Le Droit au brevet d’Enseignement Commercial Premier Degré – R.VERGNAUD – Librairie ISTRA 1956

Cette réforme a également pour but d’adapter le droit à la famille française, à ses nouveaux modèles et à sa vision actuelle du couple.

Le changement est amorcé par la loi n°65-570 du 13 juillet 1965 portant réforme des régimes matrimoniaux qui introduit le régime légal de la communauté réduite aux acquêts.

Cette législation figure comme une première étape car elle rend effective la capacité juridique de la femme mariée pouvant désormais ouvrir un compte en banque en son nom propre et travailler séparément de son conjoint sans son autorisation.

Le divorce sera la seconde étape de l’évolution.

Et c’est dans ce contexte que le Doyen de l’Université du Panthéon-Assas, Jean Carbonnier, se voit chargé de rédiger l’avant projet de la loi de 1975.

Jusqu’à cette date, la rupture du mariage ne pouvait se fonder que sur la faute.

On distinguait alors les causes dites péremptoire telles que l’adultère ou la condamnation à une peine afflictive et infamante de l’un des époux*, des autres causes.

Ces dernières se limitaient aux excès, sévices et injures graves constituant un manquement grave et renouvelé des devoirs et obligations résultant du mariage et rendant intolérable le maintien du lien conjugal.

Pour ces causes dites non-péremptoires, il était évidemment difficile de rapporter la preuve des agissements fautifs, d’autant que l’aveu n’était pas reconnu.

L’un de mes professeurs d’Université expliquait que cet état du droit donnait lieu à des situations vaudevillesques.

Ainsi, les époux qui s’entendaient sur leur séparation, n’avaient d’autre choix que de s’écrire mutuellement des lettres d’injures pour que leurs fautes soient établies et que le droit au divorce leur soit ouvert.

Les magistrats fermaient les yeux sur ces divorces consensuels appelés S.O.P par référence aux insultes courantes contenues dans les missives (salope, ordure, putain).

La loi de 1975 bouleverse les procédures et consacre la rupture amiable du mariage ainsi que la faculté de divorcer unilatéralement d’un époux non fautif.

L’article 229 du code civil prévoit ainsi trois cas de divorce :

– le divorce par consentement mutuel,

– le divorce pour rupture de la vie commune consécutif à une séparation de fait d’une durée de six ans,

– et le divorce pour faute.

Au travers de sa rupture, la réforme met en lumière l’ambivalence du mariage à la fois contrat et institution.
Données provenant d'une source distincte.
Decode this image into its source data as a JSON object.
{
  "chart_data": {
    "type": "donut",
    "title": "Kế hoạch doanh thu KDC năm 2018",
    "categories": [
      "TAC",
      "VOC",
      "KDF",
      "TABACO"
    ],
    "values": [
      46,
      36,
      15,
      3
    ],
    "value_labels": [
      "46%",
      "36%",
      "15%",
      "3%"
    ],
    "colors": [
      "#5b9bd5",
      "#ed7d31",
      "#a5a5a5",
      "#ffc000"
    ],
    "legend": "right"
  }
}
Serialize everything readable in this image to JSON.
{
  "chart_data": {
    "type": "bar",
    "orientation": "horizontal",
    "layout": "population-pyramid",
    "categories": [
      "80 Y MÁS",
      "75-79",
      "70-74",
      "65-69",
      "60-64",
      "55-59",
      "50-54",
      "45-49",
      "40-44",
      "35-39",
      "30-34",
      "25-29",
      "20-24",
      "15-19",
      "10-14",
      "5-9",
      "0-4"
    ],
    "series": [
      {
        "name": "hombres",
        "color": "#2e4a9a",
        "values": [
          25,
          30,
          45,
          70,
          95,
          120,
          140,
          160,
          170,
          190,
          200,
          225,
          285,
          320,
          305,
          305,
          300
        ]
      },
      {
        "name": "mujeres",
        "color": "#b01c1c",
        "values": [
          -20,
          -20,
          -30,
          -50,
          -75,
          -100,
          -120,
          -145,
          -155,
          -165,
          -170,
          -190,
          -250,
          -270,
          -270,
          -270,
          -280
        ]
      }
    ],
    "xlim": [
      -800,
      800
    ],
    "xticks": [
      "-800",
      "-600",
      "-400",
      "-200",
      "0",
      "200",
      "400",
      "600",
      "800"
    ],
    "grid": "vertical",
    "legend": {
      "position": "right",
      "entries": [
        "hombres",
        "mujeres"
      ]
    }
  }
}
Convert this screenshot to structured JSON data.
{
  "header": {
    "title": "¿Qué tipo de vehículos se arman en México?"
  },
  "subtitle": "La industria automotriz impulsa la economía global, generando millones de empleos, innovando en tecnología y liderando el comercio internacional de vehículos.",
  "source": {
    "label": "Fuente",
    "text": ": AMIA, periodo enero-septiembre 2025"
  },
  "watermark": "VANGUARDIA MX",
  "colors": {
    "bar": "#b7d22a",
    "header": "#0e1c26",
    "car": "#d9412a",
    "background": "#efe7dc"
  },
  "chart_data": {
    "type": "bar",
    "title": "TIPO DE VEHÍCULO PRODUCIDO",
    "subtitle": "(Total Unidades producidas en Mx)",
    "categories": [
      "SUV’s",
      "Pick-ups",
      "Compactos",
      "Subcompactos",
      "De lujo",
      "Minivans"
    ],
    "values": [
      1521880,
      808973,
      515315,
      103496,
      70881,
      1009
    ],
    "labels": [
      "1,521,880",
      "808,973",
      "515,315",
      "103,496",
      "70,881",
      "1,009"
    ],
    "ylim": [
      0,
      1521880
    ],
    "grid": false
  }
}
Elle crée par ailleurs une nouvelle fonction judiciaire, celle du Juge aux Affaires Matrimoniales.

Mais son impact ne se limite pas au seul droit civil et à ses instances juridictionnelles : il se propage jusqu’au droit pénal.

C’est ainsi que l’adultère de la femme mariée jusqu’alors constitutif d’un délit dont l’amant était tenu complice -et non coauteur – sera dépénalisé.

Et tandis que les couples français gagnent en sérénité et en liberté, les femmes trouvent dans cette réforme indépendance, confiance et reconnaissance.

En 2004, le divorce fera l’objet d’une modernisation sans qu’un délai de quatre vingt dix ans ne s’écoule de nouveau.

La Loi n°2004-439 du 26 mai 2004 entrera en vigueur le 1er janvier 2005.

Sur cet épisode de notre droit, je souhaite laisser le mot de la fin à l’éminent Doyen Jean Carbonnier qui écrivait sans doute en réfléchissant à cette réforme :

« Les lois du 18 février 1938 et 13 juillet 1965 ont entendu effacer du droit civil « l’éternel féminin ». On remarquera que, tout au contraire, la philosophie contemporaine attire l’attention, d’une manière très aiguë, quoique non pas toujours dans le même esprit, sur l’altérité de la femme. Peut-être ne souligne-t-elle pas assez qu’un des aspects les plus profonds de cette altérité est une sensibilité différente du droit – un moindre besoin de droit, qui est sans doute une grande supériorité».

Droit Civil Tome Premier – J.Carbonnier – Thémis – Presses Universitaires de France 1965

Code Civil Ancien*

Art.229 :

Le mari pourra demander le divorce pour cause d’adultère de sa femme.

Art.230 :

La femme pourra demander le divorce pour cause d’adultère de son mari.

Art.231 :

Les époux pourront réciproquement demande le divorce pour excès, sévices ou injures graves, de l’un envers l’autre.

Art.232 :

La condamnation de l’un des époux à une peine afflictive et infamante sera pour l’autre une cause de divorce.